Dwie minuty przesądziły o porażce GKS Futsal Tychy w ostatnim meczu ligowym. Tyszanie musieli uznać wyższość Gwiazdy Ruda Śląska.

Do Rusy Śląskiej Bartłomiej Noga z różnych względów nie mógł zabrać kilku zawodników. Osłabiony GKS nie był w stanie nawiązać wyrównanej walki w derbowym starciu.

Gwiazda od początku narzuciła swój styl gry i dyktowała warunki. Tyszanie nie potrafili ustrzec się prostych błędów, które bezlitośnie wykorzystali gospodarze. W ciągu zaledwie dwóch minut miejscowi trzy razy znaleźli sposób na defensywę GKS, co praktycznie odebrało chęć do dalszej walki „Trójkolorowym”.

Na nic zdało się honorowe trafienie Jastrzębskiego, bo rudzianie po zmianie stron dorzucili jeszcze jedno trafienie i w pełni zasłużenie wygrali 4:1. Podopieczni Bartłomieja Nogi nie potrafią w tym sezonie ustabilizować formy i bardzo łatwo tracą punkty, szczególnie z sąsiadami w tabeli.

GKS Futsal w tym roku rozegra jeszcze jeden mecz ligowy.
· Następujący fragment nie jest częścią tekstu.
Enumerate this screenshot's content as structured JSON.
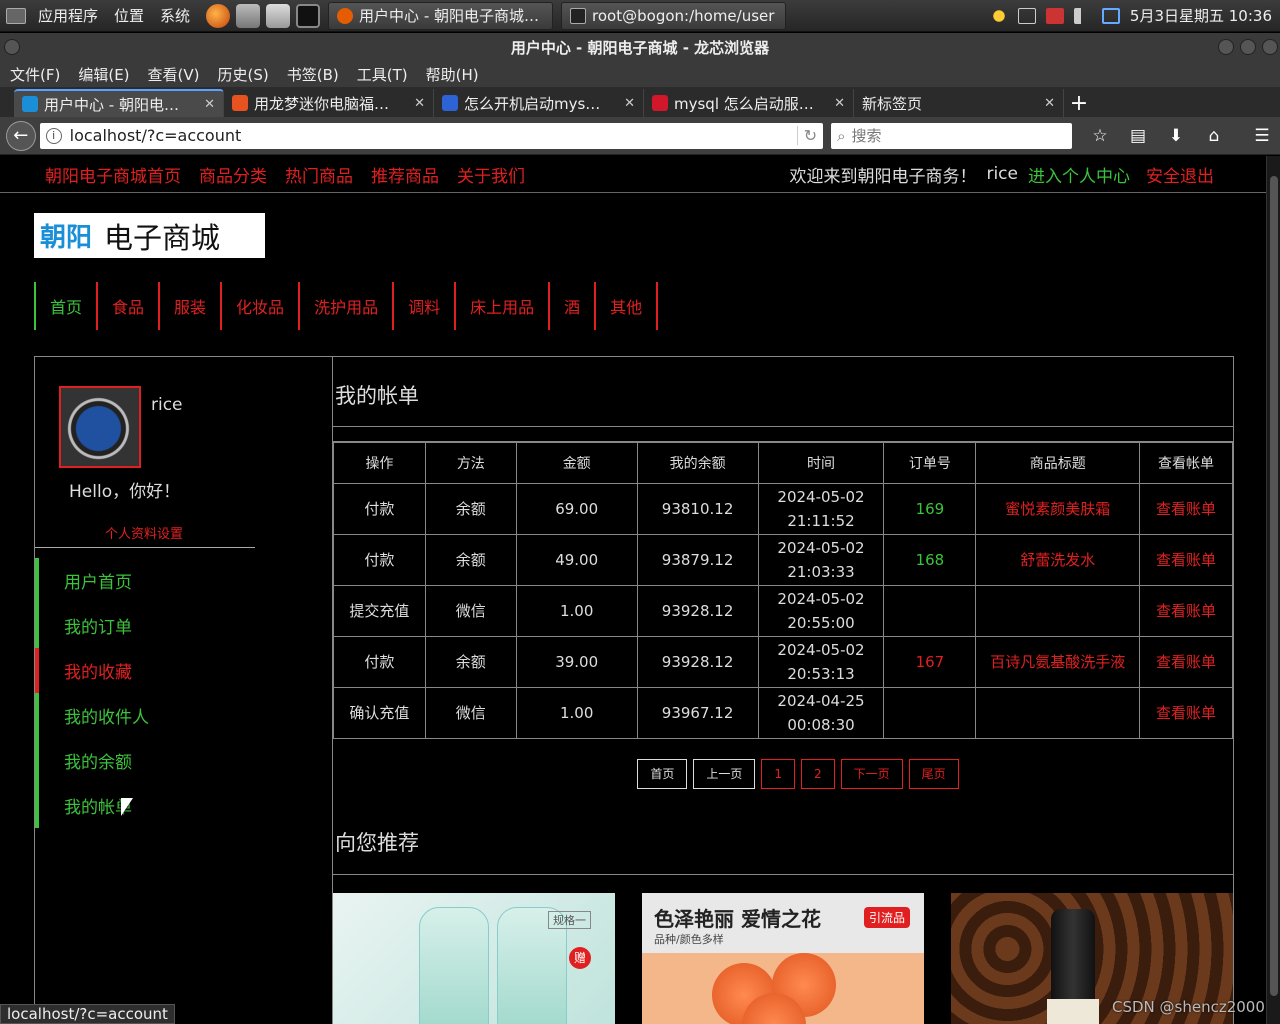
{
  "os_panel": {
    "menus": [
      "应用程序",
      "位置",
      "系统"
    ],
    "tasks": [
      "用户中心 - 朝阳电子商城…",
      "root@bogon:/home/user"
    ],
    "clock": "5月3日星期五 10:36"
  },
  "browser": {
    "title": "用户中心 - 朝阳电子商城 - 龙芯浏览器",
    "menu": [
      "文件(F)",
      "编辑(E)",
      "查看(V)",
      "历史(S)",
      "书签(B)",
      "工具(T)",
      "帮助(H)"
    ],
    "tabs": [
      {
        "label": "用户中心 - 朝阳电…",
        "favicon_color": "#1a8fd8"
      },
      {
        "label": "用龙梦迷你电脑福…",
        "favicon_color": "#e8521f"
      },
      {
        "label": "怎么开机启动mys…",
        "favicon_color": "#2e63d6"
      },
      {
        "label": "mysql 怎么启动服…",
        "favicon_color": "#d0182a"
      },
      {
        "label": "新标签页",
        "favicon_color": ""
      }
    ],
    "url": "localhost/?c=account",
    "search_placeholder": "搜索",
    "status_url": "localhost/?c=account"
  },
  "site": {
    "topnav": [
      "朝阳电子商城首页",
      "商品分类",
      "热门商品",
      "推荐商品",
      "关于我们"
    ],
    "welcome": "欢迎来到朝阳电子商务！",
    "username": "rice",
    "personal_center": "进入个人中心",
    "logout": "安全退出",
    "logo_part1": "朝阳",
    "logo_part2": "电子商城",
    "categories": [
      "首页",
      "食品",
      "服装",
      "化妆品",
      "洗护用品",
      "调料",
      "床上用品",
      "酒",
      "其他"
    ]
  },
  "sidebar": {
    "username": "rice",
    "hello": "Hello，你好！",
    "profile_settings": "个人资料设置",
    "items": [
      "用户首页",
      "我的订单",
      "我的收藏",
      "我的收件人",
      "我的余额",
      "我的帐单"
    ]
  },
  "bill": {
    "title": "我的帐单",
    "headers": [
      "操作",
      "方法",
      "金额",
      "我的余额",
      "时间",
      "订单号",
      "商品标题",
      "查看帐单"
    ],
    "rows": [
      {
        "op": "付款",
        "method": "余额",
        "amount": "69.00",
        "balance": "93810.12",
        "date": "2024-05-02",
        "time": "21:11:52",
        "order": "169",
        "order_color": "green",
        "title": "蜜悦素颜美肤霜",
        "view": "查看账单"
      },
      {
        "op": "付款",
        "method": "余额",
        "amount": "49.00",
        "balance": "93879.12",
        "date": "2024-05-02",
        "time": "21:03:33",
        "order": "168",
        "order_color": "green",
        "title": "舒蕾洗发水",
        "view": "查看账单"
      },
      {
        "op": "提交充值",
        "method": "微信",
        "amount": "1.00",
        "balance": "93928.12",
        "date": "2024-05-02",
        "time": "20:55:00",
        "order": "",
        "order_color": "",
        "title": "",
        "view": "查看账单"
      },
      {
        "op": "付款",
        "method": "余额",
        "amount": "39.00",
        "balance": "93928.12",
        "date": "2024-05-02",
        "time": "20:53:13",
        "order": "167",
        "order_color": "red",
        "title": "百诗凡氨基酸洗手液",
        "view": "查看账单"
      },
      {
        "op": "确认充值",
        "method": "微信",
        "amount": "1.00",
        "balance": "93967.12",
        "date": "2024-04-25",
        "time": "00:08:30",
        "order": "",
        "order_color": "",
        "title": "",
        "view": "查看账单"
      }
    ],
    "pager": [
      "首页",
      "上一页",
      "1",
      "2",
      "下一页",
      "尾页"
    ]
  },
  "recommend": {
    "title": "向您推荐",
    "items": [
      {
        "spec1": "规格一",
        "gift": "赠"
      },
      {
        "headline": "色泽艳丽 爱情之花",
        "sub": "品种/颜色多样",
        "badge": "引流品"
      },
      {}
    ]
  },
  "watermark": "CSDN @shencz2000"
}
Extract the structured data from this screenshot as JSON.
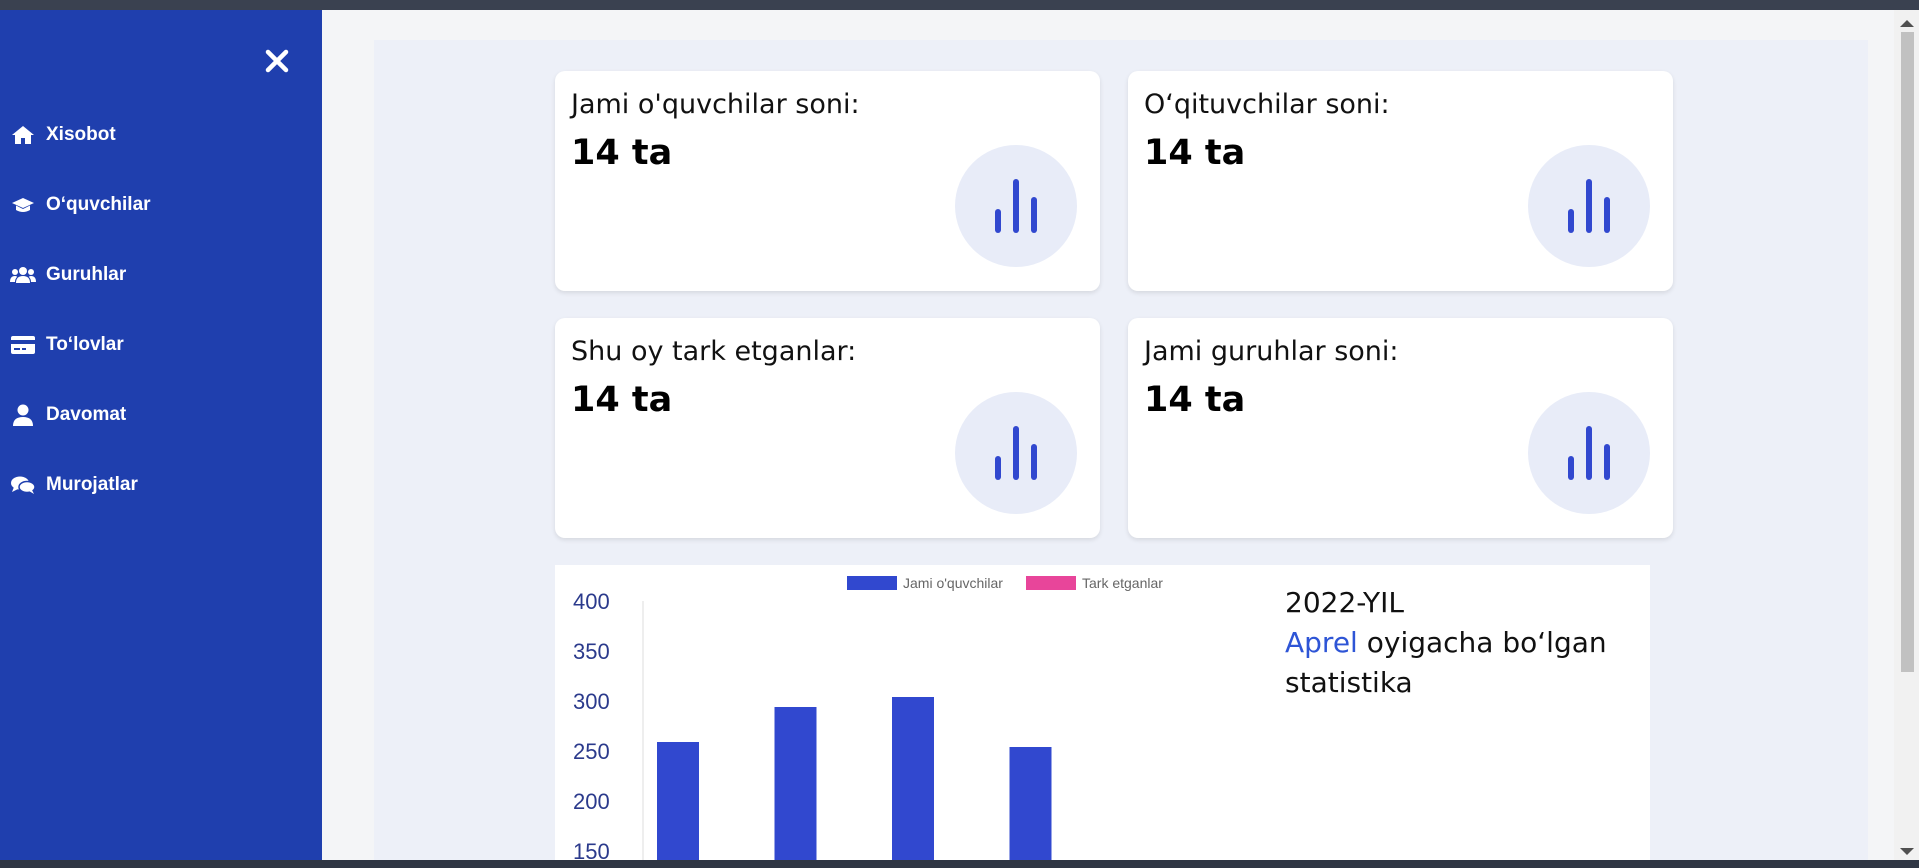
{
  "sidebar": {
    "items": [
      {
        "label": "Xisobot",
        "icon": "home-icon"
      },
      {
        "label": "O‘quvchilar",
        "icon": "graduation-cap-icon"
      },
      {
        "label": "Guruhlar",
        "icon": "users-icon"
      },
      {
        "label": "To‘lovlar",
        "icon": "credit-card-icon"
      },
      {
        "label": "Davomat",
        "icon": "user-icon"
      },
      {
        "label": "Murojatlar",
        "icon": "comments-icon"
      }
    ]
  },
  "cards": [
    {
      "title": "Jami o'quvchilar soni:",
      "value": "14 ta"
    },
    {
      "title": "O‘qituvchilar soni:",
      "value": "14 ta"
    },
    {
      "title": "Shu oy tark etganlar:",
      "value": "14 ta"
    },
    {
      "title": "Jami guruhlar soni:",
      "value": "14 ta"
    }
  ],
  "stats": {
    "year": "2022-YIL",
    "month": "Aprel",
    "rest": "oyigacha bo‘lgan statistika"
  },
  "colors": {
    "sidebar": "#1f3fae",
    "accent": "#3148cf",
    "series_2": "#e8459a"
  },
  "chart_data": {
    "type": "bar",
    "series": [
      {
        "name": "Jami o'quvchilar",
        "color": "#3148cf",
        "values": [
          260,
          295,
          305,
          255
        ]
      },
      {
        "name": "Tark etganlar",
        "color": "#e8459a",
        "values": []
      }
    ],
    "yticks": [
      400,
      350,
      300,
      250,
      200,
      150
    ],
    "ylim": [
      150,
      400
    ],
    "legend_position": "top"
  }
}
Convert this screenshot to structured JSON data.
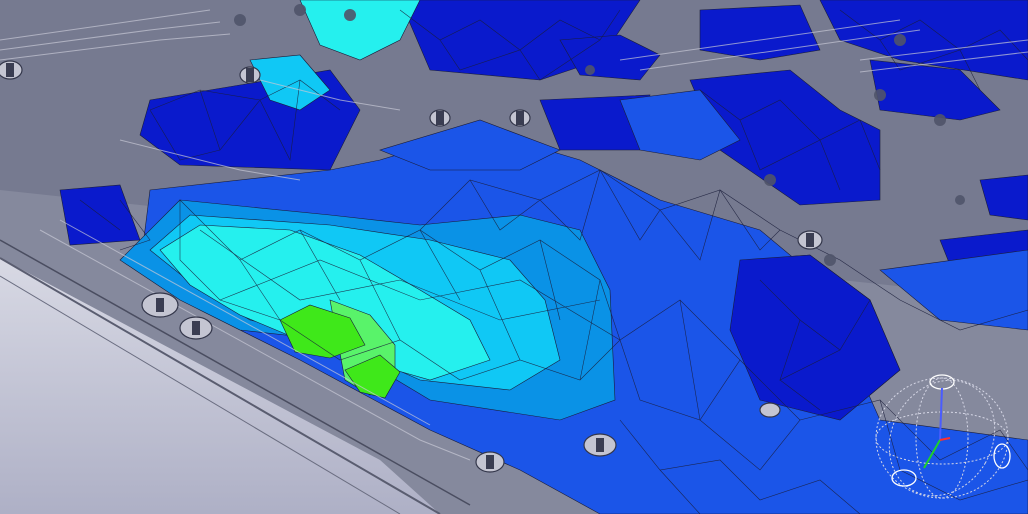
{
  "viewport": {
    "background": "#7b7f93",
    "board_surface": "#85899d",
    "board_edge": "#c9cad6",
    "mesh_line": "#1a1d3a",
    "field_colors": {
      "lowest": "#0a1acc",
      "low": "#1b55e8",
      "mid_low": "#0a92e6",
      "mid": "#10c8f5",
      "mid_high": "#25f0ee",
      "high": "#59f36a",
      "peak": "#3fe81a"
    },
    "icons": {
      "orientation": "orientation-sphere-icon",
      "mounting_hole": "mounting-hole-icon",
      "screw": "screw-icon"
    }
  }
}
Tyszanie przed własną publicznością w przyszłą niedzielę (05.12.) zmierzy się z Heiro Rzeszów. Spotkanie będzie istotne dla układu tabeli, a gospodarze w przypadku wygranej mogą liczyć na w miarę spokojną przerwę w rozgrywkach.

Gwiazda Ruda Śląska – GKS Futsal Tychy 4:1 (3:1). Bramka: Jastrzębski.
GKS: Barteczka, Wróblewski, Sobecko – Kokot, Hiszpański, Widuch, Kołodziejczyk, Pytel, Słonina, Krzyżowski, Jastrzębski, Banaszczyk.